Step 3: Add another 75% of a player’s BEST grass court result in the 12 months BEFORE that to make a new total number of points.

The top seeds are “planted” in different divisions, so that, in theory, if all prevail, the No. 1 and No. 2 seeds will meet in the finals. Of course, there are upsets, which, one hopes, makes the tournament more exciting and less predictable.

Perhaps the most visible use of “seeding” after tennis is in collegiate basketball. Until 1979, the National Collegiate Athletic Association, which runs the “March Madness” basketball tournament, did not seed teams; that year it expanded to 40 teams, from 32, and seeding made more sense. In 2002, the tournament, then at 64 teams, developed a system to keep the top seeds closer to home for the first two rounds.

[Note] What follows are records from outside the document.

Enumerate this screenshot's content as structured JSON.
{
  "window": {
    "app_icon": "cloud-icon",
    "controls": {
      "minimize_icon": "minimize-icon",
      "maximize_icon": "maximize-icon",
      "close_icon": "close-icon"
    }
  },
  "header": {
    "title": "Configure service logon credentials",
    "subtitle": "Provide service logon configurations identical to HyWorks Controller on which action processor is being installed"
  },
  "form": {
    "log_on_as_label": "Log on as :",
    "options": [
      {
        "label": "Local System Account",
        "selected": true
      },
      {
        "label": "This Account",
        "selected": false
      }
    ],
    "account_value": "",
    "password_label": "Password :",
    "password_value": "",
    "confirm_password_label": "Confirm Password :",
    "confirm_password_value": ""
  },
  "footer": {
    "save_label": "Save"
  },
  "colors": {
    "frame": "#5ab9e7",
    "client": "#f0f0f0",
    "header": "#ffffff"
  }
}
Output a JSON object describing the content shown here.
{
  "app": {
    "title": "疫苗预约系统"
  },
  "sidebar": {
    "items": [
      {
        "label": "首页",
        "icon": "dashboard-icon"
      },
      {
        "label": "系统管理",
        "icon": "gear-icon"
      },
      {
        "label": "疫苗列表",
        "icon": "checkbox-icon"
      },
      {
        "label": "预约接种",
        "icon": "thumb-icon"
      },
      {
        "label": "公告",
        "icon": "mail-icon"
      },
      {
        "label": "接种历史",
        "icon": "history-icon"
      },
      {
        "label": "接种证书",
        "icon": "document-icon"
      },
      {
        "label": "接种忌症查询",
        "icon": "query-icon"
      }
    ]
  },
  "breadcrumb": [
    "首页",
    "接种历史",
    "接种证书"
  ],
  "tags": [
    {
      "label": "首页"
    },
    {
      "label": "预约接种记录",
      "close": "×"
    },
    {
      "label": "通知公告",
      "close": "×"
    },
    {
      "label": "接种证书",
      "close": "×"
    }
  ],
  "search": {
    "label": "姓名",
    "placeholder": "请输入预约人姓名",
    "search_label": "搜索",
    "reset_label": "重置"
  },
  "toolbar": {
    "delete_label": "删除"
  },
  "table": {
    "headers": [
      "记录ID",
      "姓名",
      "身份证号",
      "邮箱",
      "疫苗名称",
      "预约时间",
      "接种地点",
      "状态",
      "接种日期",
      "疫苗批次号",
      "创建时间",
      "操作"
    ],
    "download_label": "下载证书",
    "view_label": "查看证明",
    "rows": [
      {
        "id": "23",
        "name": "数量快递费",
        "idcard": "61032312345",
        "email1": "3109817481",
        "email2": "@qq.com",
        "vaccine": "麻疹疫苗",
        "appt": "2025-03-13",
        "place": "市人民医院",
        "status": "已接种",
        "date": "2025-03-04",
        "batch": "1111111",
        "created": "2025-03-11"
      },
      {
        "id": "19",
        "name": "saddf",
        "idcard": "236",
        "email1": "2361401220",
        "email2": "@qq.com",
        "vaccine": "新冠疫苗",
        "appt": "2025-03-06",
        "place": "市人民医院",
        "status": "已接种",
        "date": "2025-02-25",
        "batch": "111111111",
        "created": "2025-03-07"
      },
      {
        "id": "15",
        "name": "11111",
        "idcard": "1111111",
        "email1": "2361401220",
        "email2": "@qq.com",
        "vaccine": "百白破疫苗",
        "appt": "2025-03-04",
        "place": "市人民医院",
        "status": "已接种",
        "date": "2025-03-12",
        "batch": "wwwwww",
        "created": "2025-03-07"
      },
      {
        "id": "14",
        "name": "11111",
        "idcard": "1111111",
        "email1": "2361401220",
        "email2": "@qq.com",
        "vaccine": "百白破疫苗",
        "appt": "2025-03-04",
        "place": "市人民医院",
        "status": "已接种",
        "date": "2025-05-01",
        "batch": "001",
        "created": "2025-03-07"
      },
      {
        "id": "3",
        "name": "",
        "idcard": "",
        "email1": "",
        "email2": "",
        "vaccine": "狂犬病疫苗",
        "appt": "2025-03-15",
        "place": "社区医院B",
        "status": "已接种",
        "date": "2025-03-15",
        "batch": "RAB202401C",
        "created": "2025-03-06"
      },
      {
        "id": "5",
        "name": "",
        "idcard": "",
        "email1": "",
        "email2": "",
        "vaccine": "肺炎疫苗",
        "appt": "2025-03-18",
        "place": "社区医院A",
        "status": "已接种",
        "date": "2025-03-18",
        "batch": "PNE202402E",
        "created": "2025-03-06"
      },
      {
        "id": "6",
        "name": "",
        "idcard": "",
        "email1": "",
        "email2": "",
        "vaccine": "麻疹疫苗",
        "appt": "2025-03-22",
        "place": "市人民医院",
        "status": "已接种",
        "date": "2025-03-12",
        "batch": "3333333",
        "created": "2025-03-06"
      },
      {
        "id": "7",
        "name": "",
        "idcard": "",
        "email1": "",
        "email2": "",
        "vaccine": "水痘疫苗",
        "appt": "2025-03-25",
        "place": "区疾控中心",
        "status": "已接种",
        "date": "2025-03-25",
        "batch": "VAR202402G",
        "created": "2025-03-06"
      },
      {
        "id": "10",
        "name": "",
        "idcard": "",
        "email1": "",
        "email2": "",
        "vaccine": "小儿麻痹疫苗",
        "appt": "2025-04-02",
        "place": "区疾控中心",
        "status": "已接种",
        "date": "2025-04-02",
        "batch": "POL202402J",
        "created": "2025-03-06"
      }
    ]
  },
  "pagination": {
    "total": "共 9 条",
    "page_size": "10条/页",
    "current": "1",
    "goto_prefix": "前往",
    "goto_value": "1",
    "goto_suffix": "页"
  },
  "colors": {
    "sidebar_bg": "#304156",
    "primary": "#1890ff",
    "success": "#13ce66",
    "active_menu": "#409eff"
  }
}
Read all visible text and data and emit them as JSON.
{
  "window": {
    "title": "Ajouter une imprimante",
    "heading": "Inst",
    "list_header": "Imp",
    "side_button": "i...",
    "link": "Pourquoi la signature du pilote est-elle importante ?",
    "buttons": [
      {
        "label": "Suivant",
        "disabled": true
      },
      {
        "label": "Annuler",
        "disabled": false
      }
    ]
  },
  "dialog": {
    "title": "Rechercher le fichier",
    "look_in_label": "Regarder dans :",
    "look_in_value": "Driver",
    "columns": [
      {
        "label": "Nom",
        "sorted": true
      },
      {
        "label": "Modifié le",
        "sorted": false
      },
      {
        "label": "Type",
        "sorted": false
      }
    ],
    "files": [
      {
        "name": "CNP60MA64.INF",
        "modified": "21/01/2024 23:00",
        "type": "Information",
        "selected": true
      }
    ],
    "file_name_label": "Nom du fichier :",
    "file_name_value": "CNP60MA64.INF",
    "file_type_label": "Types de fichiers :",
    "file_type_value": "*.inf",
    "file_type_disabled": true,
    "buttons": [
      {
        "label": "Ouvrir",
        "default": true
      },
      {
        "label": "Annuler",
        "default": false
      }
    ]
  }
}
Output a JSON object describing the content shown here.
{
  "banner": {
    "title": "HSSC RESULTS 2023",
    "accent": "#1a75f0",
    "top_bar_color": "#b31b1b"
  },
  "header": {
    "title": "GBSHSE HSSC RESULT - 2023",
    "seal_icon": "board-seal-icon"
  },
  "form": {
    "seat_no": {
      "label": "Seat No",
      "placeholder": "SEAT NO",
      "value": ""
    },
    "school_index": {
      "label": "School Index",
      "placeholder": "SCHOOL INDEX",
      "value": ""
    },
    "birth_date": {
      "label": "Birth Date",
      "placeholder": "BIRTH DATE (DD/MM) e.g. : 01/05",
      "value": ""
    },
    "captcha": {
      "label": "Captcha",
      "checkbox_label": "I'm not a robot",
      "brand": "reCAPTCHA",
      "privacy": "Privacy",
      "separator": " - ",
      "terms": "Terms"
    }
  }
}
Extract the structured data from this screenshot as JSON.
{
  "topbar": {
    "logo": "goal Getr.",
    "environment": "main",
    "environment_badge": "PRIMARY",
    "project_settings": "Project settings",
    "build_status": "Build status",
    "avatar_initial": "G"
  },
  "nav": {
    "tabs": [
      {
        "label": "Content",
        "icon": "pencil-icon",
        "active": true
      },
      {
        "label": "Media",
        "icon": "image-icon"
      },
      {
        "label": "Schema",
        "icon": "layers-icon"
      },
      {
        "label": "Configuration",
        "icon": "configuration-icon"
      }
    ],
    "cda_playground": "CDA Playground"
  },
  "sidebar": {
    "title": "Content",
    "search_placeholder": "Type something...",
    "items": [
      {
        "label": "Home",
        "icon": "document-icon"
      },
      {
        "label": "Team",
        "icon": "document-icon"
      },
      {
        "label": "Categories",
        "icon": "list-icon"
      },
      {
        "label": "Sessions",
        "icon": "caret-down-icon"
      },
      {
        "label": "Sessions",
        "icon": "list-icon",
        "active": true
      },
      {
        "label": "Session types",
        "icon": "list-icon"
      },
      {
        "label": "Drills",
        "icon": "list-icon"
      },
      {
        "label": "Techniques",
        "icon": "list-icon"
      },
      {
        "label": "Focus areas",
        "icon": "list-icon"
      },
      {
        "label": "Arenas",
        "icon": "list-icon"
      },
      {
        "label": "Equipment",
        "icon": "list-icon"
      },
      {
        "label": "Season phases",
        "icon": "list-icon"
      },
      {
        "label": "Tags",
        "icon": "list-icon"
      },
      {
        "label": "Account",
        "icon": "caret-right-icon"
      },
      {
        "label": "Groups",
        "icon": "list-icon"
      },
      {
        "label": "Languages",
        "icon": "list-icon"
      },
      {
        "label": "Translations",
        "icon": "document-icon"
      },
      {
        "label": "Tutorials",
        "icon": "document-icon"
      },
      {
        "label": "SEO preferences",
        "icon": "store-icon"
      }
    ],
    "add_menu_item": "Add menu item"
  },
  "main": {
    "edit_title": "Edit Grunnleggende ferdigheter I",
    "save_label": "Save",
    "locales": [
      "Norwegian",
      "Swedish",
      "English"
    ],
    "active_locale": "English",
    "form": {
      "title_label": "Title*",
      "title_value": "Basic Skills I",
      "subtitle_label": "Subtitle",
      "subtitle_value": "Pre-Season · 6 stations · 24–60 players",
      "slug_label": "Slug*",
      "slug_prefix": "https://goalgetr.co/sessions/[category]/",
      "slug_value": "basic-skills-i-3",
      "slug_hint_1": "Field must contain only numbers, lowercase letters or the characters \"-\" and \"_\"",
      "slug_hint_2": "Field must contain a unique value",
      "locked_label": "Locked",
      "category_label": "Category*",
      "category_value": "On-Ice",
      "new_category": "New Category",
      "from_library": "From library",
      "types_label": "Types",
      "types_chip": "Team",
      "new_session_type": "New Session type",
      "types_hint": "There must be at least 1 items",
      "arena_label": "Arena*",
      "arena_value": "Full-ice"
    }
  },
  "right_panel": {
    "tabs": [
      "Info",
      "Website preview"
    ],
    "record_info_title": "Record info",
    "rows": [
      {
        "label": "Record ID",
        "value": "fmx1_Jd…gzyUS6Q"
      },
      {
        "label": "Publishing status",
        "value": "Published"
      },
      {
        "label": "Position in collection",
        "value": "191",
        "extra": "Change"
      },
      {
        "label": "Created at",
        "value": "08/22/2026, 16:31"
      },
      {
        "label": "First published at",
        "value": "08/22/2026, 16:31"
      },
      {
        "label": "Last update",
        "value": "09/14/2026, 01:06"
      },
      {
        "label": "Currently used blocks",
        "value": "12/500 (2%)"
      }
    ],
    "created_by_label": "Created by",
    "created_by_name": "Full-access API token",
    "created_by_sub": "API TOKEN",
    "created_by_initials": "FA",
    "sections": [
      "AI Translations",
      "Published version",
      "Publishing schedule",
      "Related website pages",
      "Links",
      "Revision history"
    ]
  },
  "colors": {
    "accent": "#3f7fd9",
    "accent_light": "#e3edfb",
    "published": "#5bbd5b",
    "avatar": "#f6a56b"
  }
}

It’s called the “pod” system. A “pod” has a lot of “seeds” in it. Get it?

“Seeding” works best when there are a lot of teams or players in a tournament, though professional baseball and football also use modified seeding for their playoffs. This year, Major League Baseball is expanding its playoffs, so that five teams in each league will be in the playoffs, instead of four. Two wild card teams in each league will play each other in a one-game playoff; the winner will face the top-seeded team in each league’s division series.

Of course, since there are just sixteen teams in the National League and fourteen in the American League, allowing five teams in each league’s playoff means there are fewer rotten seeds in the garden. That’s what you call “growing” a postseason audience.